IFA President John Bryan said a meeting was held on Friday evening in Portlaoise of IFA elected officers in the Glanbia area, to review independent professional reports from Deloitte corporate finance and Eversheds pension experts regarding the key aspects of the Glanbia JV proposals.
He said the assessments by both experts were reassuring on the key issues IFA had asked them to investigate on behalf of farmers. Subsequent to the discussions, IFA have written to Glanbia seeking clarification on a number of other issues previously raised by IFA.
The IFA Executive Council is meeting this Wednesday and will be deciding on the Association’s position on the Glanbia JV proposals. IFA hopes to have all matters clarified with Glanbia in advance of this meeting.
David O’Flanagan, Corporate Finance Partner in Deloitte, advised the group that he found that, in his opinion, the valuation of assets to be purchased by the JV was very reasonable by normal standards of assessing value, including earnings multiples, and said it compared favourably with similar transactions in the global agribusiness sector.
He further stated that, having had sight of the JV’s financial projections relative to the historical performance of the businesses involved, he was satisfied that the cash flow modelling used by Glanbia for the proposal was robust and credible. He said he was satisfied that the new entity would be in a strong position to meet its financial obligations on the basis of the first proposal alone.
On the pension issue, the Eversheds expert Mr Peter Fahy, whose report was also presented to the group, was given detailed insight from Glanbia into the current provisions of the pension scheme as relevant to the transferring staff. The detailed report covered many aspects of the pension funds, and verified that the Pensions Board had approved under Section 50 a scheme clearly providing reduced benefits and adequate funding, with no obligation on the Employer to make any additional contribution over and above those provided for.

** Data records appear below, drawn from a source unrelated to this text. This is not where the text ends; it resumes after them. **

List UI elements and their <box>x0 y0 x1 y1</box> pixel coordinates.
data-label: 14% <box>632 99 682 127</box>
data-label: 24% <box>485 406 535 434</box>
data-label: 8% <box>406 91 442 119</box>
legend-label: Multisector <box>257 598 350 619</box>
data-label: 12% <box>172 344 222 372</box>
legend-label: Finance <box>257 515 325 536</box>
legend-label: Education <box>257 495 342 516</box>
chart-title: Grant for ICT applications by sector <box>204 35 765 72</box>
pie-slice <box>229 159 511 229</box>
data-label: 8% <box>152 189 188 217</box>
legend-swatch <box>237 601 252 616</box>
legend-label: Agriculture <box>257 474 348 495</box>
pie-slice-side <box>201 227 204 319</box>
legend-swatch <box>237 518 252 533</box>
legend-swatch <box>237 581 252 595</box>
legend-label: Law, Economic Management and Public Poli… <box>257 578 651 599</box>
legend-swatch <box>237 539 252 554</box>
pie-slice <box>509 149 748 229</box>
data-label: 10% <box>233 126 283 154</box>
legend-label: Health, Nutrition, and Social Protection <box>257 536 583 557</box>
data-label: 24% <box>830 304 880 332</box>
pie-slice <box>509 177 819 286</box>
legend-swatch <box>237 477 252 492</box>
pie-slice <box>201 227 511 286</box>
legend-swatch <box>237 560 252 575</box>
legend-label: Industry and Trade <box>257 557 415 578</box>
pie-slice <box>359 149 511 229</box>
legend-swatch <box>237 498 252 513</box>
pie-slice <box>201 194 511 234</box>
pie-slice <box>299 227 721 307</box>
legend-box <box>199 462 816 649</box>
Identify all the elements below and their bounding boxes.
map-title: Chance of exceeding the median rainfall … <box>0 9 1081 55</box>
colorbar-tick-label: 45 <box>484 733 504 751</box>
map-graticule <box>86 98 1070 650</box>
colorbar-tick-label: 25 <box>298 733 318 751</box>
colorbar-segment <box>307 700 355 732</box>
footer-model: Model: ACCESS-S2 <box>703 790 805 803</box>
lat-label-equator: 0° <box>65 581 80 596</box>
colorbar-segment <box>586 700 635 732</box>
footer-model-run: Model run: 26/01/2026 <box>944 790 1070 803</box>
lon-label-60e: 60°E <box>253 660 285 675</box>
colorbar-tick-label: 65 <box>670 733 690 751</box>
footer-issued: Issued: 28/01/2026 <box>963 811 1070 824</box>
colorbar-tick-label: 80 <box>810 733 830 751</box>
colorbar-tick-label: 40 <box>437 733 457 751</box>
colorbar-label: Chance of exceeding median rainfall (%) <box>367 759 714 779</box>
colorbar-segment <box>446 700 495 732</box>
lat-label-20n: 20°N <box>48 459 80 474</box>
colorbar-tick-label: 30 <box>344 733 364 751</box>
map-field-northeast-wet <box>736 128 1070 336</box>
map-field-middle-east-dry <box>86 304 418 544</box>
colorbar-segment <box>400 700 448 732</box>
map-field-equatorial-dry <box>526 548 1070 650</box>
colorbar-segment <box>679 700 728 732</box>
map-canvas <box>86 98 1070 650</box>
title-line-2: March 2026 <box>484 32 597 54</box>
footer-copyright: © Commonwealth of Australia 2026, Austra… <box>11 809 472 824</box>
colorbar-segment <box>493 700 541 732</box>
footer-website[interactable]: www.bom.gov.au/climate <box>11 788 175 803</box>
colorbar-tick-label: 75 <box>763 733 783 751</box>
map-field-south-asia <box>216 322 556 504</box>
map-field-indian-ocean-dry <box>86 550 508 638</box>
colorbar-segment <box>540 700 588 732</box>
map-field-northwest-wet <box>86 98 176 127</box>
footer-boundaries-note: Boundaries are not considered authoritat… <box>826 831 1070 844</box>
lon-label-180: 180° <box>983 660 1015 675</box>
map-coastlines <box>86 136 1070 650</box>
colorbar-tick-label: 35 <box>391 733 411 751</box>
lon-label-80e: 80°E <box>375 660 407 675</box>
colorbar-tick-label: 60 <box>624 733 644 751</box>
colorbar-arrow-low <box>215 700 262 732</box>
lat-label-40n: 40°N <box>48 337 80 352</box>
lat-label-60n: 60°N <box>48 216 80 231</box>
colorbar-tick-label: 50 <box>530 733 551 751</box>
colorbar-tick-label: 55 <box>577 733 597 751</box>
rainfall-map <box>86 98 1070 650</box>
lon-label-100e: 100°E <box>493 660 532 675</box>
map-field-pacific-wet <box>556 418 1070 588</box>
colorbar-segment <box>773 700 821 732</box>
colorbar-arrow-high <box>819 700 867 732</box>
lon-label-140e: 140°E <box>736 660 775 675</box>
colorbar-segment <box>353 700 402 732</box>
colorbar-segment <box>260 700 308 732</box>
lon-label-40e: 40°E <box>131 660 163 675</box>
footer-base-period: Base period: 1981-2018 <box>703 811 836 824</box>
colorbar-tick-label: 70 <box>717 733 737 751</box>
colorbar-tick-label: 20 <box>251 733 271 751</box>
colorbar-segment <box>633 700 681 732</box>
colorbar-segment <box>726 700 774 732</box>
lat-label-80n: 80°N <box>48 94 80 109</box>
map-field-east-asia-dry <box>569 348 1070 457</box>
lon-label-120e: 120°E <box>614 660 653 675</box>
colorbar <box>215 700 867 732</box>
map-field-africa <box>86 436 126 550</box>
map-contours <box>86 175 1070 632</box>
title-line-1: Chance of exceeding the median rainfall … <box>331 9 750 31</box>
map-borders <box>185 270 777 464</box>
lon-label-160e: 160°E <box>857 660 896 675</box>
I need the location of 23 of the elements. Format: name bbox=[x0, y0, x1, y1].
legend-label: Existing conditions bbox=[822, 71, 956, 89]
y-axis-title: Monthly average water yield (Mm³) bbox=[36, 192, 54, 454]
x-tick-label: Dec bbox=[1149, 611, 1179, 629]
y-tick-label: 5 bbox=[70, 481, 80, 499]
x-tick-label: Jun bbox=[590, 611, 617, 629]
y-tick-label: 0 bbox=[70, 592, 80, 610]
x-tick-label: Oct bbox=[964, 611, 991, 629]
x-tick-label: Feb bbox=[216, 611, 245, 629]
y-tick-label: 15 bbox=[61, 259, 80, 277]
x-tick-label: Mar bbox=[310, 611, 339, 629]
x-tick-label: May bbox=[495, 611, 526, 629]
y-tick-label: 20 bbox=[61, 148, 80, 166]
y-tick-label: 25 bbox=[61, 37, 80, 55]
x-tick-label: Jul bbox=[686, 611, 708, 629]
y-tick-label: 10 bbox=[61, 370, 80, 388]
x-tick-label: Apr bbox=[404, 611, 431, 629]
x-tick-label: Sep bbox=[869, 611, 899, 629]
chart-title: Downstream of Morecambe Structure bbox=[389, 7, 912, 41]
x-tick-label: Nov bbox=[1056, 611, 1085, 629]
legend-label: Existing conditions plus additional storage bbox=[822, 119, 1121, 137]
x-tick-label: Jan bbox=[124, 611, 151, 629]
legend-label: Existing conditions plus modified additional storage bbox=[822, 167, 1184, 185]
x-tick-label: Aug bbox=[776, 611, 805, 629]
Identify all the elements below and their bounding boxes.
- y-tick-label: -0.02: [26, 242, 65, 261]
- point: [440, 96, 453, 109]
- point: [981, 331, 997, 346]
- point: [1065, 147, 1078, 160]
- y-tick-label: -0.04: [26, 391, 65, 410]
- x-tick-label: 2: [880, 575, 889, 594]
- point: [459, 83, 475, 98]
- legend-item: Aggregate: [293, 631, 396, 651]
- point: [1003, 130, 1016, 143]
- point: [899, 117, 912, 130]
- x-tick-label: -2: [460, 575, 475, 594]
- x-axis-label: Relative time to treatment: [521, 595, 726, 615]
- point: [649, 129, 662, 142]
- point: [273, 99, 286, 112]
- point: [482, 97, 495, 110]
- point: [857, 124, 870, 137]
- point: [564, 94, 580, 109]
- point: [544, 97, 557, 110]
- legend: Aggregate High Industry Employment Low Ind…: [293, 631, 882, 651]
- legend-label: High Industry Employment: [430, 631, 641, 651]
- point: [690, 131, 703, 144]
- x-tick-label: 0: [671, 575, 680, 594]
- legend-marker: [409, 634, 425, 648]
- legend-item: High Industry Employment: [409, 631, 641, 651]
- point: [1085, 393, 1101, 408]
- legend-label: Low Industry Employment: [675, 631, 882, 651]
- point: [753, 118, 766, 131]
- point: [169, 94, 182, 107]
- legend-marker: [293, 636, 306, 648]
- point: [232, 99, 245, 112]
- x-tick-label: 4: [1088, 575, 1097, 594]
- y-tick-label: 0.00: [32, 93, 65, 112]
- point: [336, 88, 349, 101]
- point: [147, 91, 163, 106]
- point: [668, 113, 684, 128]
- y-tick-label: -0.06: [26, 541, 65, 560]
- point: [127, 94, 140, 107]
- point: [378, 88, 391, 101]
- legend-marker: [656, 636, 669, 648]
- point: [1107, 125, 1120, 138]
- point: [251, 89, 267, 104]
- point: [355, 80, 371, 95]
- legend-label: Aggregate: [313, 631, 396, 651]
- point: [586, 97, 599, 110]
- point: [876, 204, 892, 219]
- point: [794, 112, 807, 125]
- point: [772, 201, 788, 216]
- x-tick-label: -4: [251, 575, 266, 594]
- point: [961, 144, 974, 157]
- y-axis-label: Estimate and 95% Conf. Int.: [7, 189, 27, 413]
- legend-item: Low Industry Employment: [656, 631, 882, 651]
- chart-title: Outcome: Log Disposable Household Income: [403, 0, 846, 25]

IFA National Dairy Committee Chairman Kevin Kiersey said the JV proposals constituted a very ambitious, well thought out, and fair method to bring back dairy processing into farmers’ control without an excessive burden of debt – a very important move to provide for expansion in advance of the post-2015 era. He said in addition to the crunch issues reviewed by the relevant experts for IFA, it would be helpful for Glanbia to progress a small number of areas, raised by IFA from the early stages of these discussions, to help get a positive vote over the line.
“There is a need for Glanbia to give either an uplift upon repayment, or co-op shareholding, in return for the 2c/l deduction on growth milk. I also believe that no deduction should apply when milk prices fall below 25c/l + VAT. In addition, Glanbia must reassure farmers firmly regarding their ability to continue accessing merchant credit in the same conditions. To help farmers manage volatility, Glanbia must commit to increasing the amount of milk involved in fixed price contracts, and to consult with farmers in developing milk pricing systems which can assist with this also,” he said.
“Finally, I urge Glanbia to intensify its engagement with liquid milk producers through Fresh Milk Producers, to ensure they benefit from fair and robust terms and conditions, including pricing, in their future dealings with the Plc on sales of liquid milk,” he concluded.